What Is The Difference Between HP and PCP Car Finance Agreements?


Of all the different types of car finance available out there today, HP and PCP finance agreements are probably the most well known. But do you know the difference between the two? There are, in fact, quite a lot of significant distinctions between a hire purchase (HP) and a personal contract plan (PCP) agreement. So it’s worth reading on and finding out those extra details to see exactly what each deal involves.

This guide is here to help you understand what the big differences are between Hire Purchase and Personal Contrac Purchase car finance deals and why you may want to choose one over the other, depending on what your current circumstances are.

How do Personal Contract Purchase (PCP) And Hire Purchase (HP) Agreements Work?

Car Leasing

Whenever you use a finance company to buy a car from a dealer, you are essentially borrowing money from a lender.
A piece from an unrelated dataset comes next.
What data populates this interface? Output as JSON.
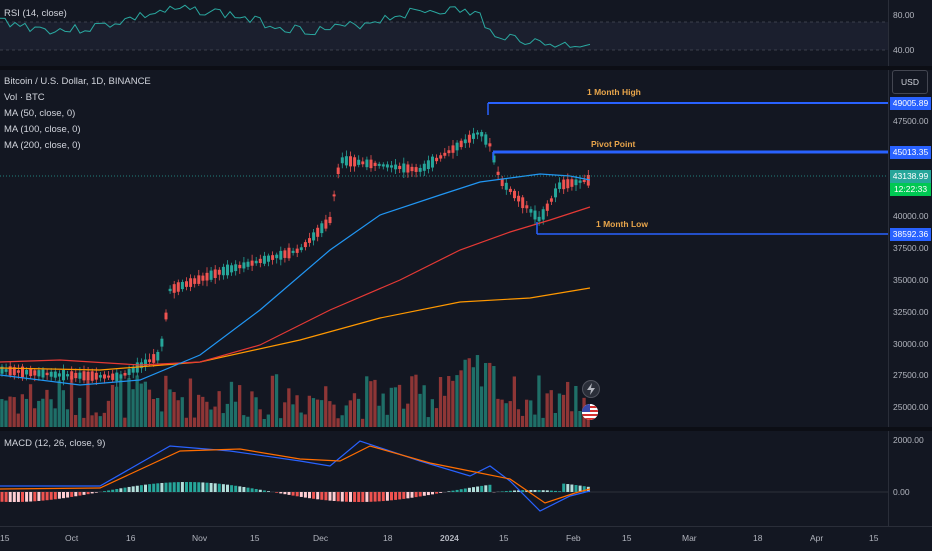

At the beginning of both of these agreements, you pay a portion of the cost which is used as a deposit against the loan.

Entering into an HP car finance deal, you borrow the remaining amount of money needed to pay for the car after you have put the deposit down. After that, the balance continues to be paid off for an agreed length of time which can be anywhere from 1 to 5 years.

The amount of money you pay upfront as the deposit and how many years you pay off the finance will have an impact on how much your monthly payments will be, plus the added interest on top. The interest is presented as an APR figure, although with many HP agreements the car dealer suspends or does away with the APR as an incentive to purchase the car.

Once you have made all of your monthly payments and the HP deal is coming to an end, you will have paid off almost the full price of the car. This also includes the interest and purchase fees you may have accrued throughout the agreement. The vehicle then legally becomes yours.

PCP agreements are a bit different from how an HP contract works. With a PCP you borrow a lot less as it’s only a small portion of what the cost of the car is. The initial deposit you put down will influence how much has to be paid off each month. The difference with a PCP is that this value is offset by what the finance company thinks the car will end up being worth once the agreement is over. This is a crucial point because it makes monthly PCP payments on a car much lower than the average monthly payments involved in an HP agreement.

A PCP deal is built around one figure, which is referred to as the guaranteed minimum future value (GMFV). Depending on the car, this can vary greatly and sometimes there are vast differences because of engine choices and trim levels of some models in the same car range. During a PCP you are borrowing the difference between the GMFV and the price of the new car, minus the amount of deposit you’ve put down. Similar to an HP, the final amount then gets split across a set period of time on a payment schedule. The average time for a PCP agreement is anywhere between 1 to 2 years.

One of the most significant differences between the two car finance options is that with a PCP, by the time the agreement has ended you won’t have paid the total cost of the car. There will still be the GMFV left outstanding, meaning you won’t own them outright. If you would like to buy the car, you have to pay the final balloon payment, which can be quite a large sum of money.

Which one is cheaper? Hire Purchase Or Personal Contract Purchase?

We all want to find the best deal, and when it comes to car finance, we want to know which one will work out cheaper. Overall an HP will work out less expensive if you’re going to own the car at the end. However, if you know you want to own the vehicle at the end, it may be worth checking out a loan from the bank because the interest rates may be lower and you can hold the car right away.

When it comes to making the monthly repayments, a PCP contract is much more affordable with lower amounts of money being needed. This is until you have to make the balloon payment at the end, without which you won’t own the car. But the plus is that you won’t have to fork out every month, and you can hand the vehicle back at the end of the agreement and enter into a new PCP with no problems.

What are the advantages of HP over PCP?

Car Hire Purchase Finance Guide

For an HP agreement, it’s all about ease and simplicity. You go to buy a car, the lender will calculate the repayments over the period you choose, and they get their money off the interest. Once the term is over, you then own the car. If you know you will want to own that car and keep it for longer than 3 to 5 years later having an HP makes a lot of sense.

With a PCP, it’s the low monthly payments that are the big attraction. These smaller amounts mean that higher-end cars are much more accessible while making it easier to budget for them. You can swap the car at the end of the contract, and if you do this, you don’t have to worry about paying a large lump sum for the balloon payment or owning a car that’s no longer under warranty.

But are there disadvantages of Hire Purchase?

Car Repossession

Taking out an HP means that the loan amount is completely secured against the vehicle. Missing any of your monthly instalments will result in a very high risk of the car being repossessed by the finance company. Because of this, you have to make sure you can afford all of the repayments each month, and there is a contingency plan in place in case things go wrong. The repayment terms can often be for more extended periods as well, usually spanning for five years instead of three.

The most significant disadvantage of a PCP is the risk of getting caught in a cycle that is difficult to get out of. If you cannot afford to make the balloon payment at the end of the contract, then you have to be prepared to give the car back. This means you come out of the deal empty-handed, with the only option being entering again into another PCP. There are generally excess mileage and car damage charges incurred as well, which have to be paid before the agreement is over.